Renaud : le premier des punks

Le Quotidien de Paris

28 octobre 1977

VARIETES

23 ans, une silhouette de personnage de bande dessinée, pareille à celle rencontrée aux abords des manèges d’auto­-tamponneuses, devant les juke-boxes, ou aux comptoirs des buvettes des petits bals du samedi soir.

Renaud, cheveux blonds dégoulinant sous la casquette de gavroche, blouson de cuir noir, jean élimé, sa guitare sèche et son accordéon reviennent aux Blancs-Manteaux.

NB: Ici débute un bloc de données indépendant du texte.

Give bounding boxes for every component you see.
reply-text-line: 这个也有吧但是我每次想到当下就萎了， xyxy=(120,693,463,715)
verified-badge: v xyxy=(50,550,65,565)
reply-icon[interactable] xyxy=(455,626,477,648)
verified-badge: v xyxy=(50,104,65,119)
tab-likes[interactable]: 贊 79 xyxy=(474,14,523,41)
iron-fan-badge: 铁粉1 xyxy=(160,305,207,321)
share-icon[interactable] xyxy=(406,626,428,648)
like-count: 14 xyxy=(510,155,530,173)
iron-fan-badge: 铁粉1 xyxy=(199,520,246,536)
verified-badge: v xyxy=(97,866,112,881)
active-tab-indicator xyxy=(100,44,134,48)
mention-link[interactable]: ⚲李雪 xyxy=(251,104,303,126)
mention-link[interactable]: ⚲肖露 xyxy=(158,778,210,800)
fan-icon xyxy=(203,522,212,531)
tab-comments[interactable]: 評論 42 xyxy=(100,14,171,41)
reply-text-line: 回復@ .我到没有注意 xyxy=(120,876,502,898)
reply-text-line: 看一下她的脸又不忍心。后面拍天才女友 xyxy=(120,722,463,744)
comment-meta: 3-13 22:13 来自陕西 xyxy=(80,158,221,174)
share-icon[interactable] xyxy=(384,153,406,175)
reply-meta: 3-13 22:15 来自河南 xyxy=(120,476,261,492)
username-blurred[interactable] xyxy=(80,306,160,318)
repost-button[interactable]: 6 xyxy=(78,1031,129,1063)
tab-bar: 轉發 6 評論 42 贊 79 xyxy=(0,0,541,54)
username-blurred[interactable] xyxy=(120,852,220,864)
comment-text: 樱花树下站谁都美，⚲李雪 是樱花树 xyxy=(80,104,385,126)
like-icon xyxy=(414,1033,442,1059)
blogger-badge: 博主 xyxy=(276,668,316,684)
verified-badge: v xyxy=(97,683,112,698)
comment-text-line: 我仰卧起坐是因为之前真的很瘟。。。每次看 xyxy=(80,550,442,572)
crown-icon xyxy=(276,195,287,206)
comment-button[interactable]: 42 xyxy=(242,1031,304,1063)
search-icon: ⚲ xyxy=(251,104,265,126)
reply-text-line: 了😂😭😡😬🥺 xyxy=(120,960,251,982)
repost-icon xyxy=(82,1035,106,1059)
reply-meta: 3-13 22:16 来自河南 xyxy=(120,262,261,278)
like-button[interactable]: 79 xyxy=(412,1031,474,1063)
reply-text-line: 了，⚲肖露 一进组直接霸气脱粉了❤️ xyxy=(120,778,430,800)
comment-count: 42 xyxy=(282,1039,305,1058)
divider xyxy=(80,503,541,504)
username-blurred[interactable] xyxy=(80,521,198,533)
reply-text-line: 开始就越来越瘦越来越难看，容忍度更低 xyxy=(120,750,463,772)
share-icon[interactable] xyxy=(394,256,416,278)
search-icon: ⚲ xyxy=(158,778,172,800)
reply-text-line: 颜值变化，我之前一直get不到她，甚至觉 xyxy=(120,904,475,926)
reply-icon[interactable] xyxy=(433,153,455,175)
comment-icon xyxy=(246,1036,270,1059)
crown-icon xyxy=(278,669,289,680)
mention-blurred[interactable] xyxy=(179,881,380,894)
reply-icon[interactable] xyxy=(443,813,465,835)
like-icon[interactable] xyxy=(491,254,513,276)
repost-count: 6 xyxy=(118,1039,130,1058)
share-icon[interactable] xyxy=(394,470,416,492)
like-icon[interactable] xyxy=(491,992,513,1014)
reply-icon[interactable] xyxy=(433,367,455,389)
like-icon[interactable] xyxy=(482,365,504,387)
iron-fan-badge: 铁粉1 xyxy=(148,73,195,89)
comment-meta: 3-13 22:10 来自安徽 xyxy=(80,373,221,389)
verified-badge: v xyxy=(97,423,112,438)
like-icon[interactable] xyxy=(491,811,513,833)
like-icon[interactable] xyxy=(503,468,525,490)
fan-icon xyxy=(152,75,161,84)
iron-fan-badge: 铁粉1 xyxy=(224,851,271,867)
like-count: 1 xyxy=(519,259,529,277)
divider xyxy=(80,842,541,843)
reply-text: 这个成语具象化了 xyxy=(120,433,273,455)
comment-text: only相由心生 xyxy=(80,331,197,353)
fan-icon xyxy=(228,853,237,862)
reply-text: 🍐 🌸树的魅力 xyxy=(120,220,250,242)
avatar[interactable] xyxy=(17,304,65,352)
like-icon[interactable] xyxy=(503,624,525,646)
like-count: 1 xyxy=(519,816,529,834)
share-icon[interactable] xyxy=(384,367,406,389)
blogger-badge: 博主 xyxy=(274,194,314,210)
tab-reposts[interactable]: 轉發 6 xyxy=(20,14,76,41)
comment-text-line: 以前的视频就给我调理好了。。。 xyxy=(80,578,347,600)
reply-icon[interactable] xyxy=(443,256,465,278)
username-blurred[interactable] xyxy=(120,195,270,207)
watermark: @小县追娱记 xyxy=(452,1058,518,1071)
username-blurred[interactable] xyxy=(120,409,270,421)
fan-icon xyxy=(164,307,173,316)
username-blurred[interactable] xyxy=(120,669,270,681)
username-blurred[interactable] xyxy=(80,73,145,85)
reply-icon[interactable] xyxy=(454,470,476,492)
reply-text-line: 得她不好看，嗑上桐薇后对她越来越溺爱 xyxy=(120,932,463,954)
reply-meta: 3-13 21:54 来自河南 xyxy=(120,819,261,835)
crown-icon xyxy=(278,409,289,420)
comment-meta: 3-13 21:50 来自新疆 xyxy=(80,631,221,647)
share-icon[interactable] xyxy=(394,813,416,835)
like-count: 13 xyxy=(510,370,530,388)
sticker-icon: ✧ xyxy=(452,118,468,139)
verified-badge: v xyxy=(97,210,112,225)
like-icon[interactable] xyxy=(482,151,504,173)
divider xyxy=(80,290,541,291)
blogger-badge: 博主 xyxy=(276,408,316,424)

La démarche du personnage séduit d’entrée. Dédaignant résolument les modes musicales portées par les courants anglophones, Renaud préfère, lui, le tango et la java chers au Bal à Jo, entre autres compositions originales aux accents musettes, pour donner vie, avec les mots de la rue, ceux-là même qui se foutent du dictionnaire poussiéreux de l’Académie, écorchent l’oreille bien élevée, mais composent déjà le langage de demain, à ses héros : des paumés, des loulous, des zonards.

Frères de James Dean et fils de Kubrick, nés par hasard, ils jouent les preux chevaliers sur une mobylette trafiquée, boivent de la bière à la canette, se nourrissent de sexe et de violence, roulent des épaules dans tes couloirs du métro, intimident les bourgeois, et courtisent les vendeuses de Prisunic. L’unique fureur de vivre que la société leur accorde. Nous les délaissons, les évitons, les isolons. Renaud les connaît et les aime, aussi en brosse-t-il, avec une gouaille et une naïveté souvent attendrissantes, un portrait précis, plein de gentillesse et d’humilité.

Plus qu’un tour de chant, une étude de mœurs pour nous apprendre à regarder et à mieux comprendre.